On completion of this lengthy sabbatical, Dame Esteve-Coll returned to London, translated a Spanish book on Antoni Gaudi's architecture, and subsequently read medieval art history at Birkbeck, taking a distinguished first. That was the first step in a career of commitment to scholarship which attracted the UEA headhunters.
A former V&A director, Sir John Pope-Hennessy, dubbed her a "vulgar populist" who is "destructive to scholarship".
He, like others of the old school, were upset by trailblazing exhibitions such as Elton John's collection of art deco furniture. But actually Dame Esteve-Coll underpinned the V&A's scholarship, establishing not only a research department but also a Pounds 12 million purpose-designed study centre for the decorative arts promoted as "the most sophisticated in Europe".
As she puts it: "A museum that loses the focus on scholarship becomes a theme park."
But Esteve-Coll's real qualification for the vice chancellorship is as a prime mover, a facilitator, an entrepreneur in the technical sense. Her first job was librarian at Kingston College of Art, later part of Kingston Polytechnic.
In 1982, she moved to Surrey University library, and three years later Sir Roy Strong charged her with the task of re-opening the V&A's library, which had been closed for three years because of flooding. "Academic librarianship," she says, "is all about being an intermediary between certain specialised forms of knowledge and the person who is seeking that knowledge."
This prepared her well for the V&A's directorship. "I was primus inter pares: there to make a contribution which will empower other people to make their best contribution," she says. She plans to do the same at UEA.
She has already begun a round of meetings with the departments, a process expected to take the whole of her first year.
Top of her agenda will be the marketing of the university, although she says the style of the famous Saatchi & Saatchi catchline commissioned for the V&A - "an ace caff with quite a nice museum attached" - will not be repeated for UEA.

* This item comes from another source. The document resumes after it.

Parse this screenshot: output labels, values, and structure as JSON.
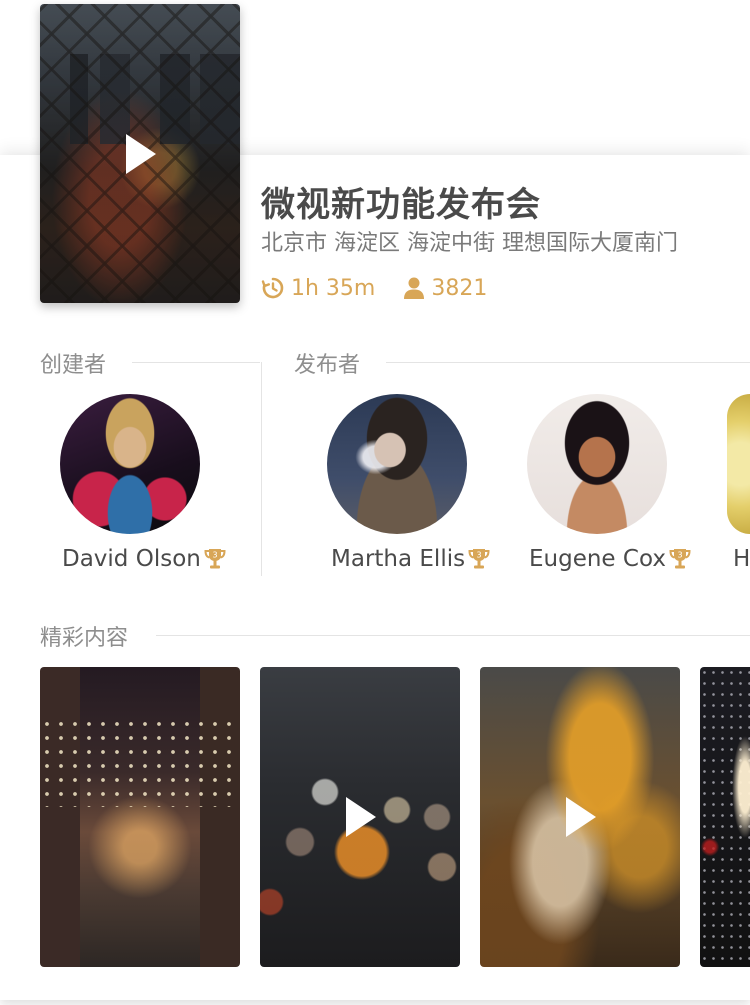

"We are all in a very competitive market for students and for money, and if there is a continuing trend towards home-based students, then UEA has got to have a high market profile because we don't have a huge local population base, we don't have a catchment area because there are just not enough 18-year-olds in East Anglia."
With the exception of new lecture theatres and new laboratories, she does not expect to see UEA expand enormously.
The liberal-arts-college-feel of UEA, located on a tidy rural campus designed by Sir Denis Lasdun - and boasting the Norman Foster designed Sainsbury Art Gallery which partly attracted her to take the job - is likely to stay much the way it is today. That is because, as Dame Esteve-Coll puts it, "it's one of the things that makes it special".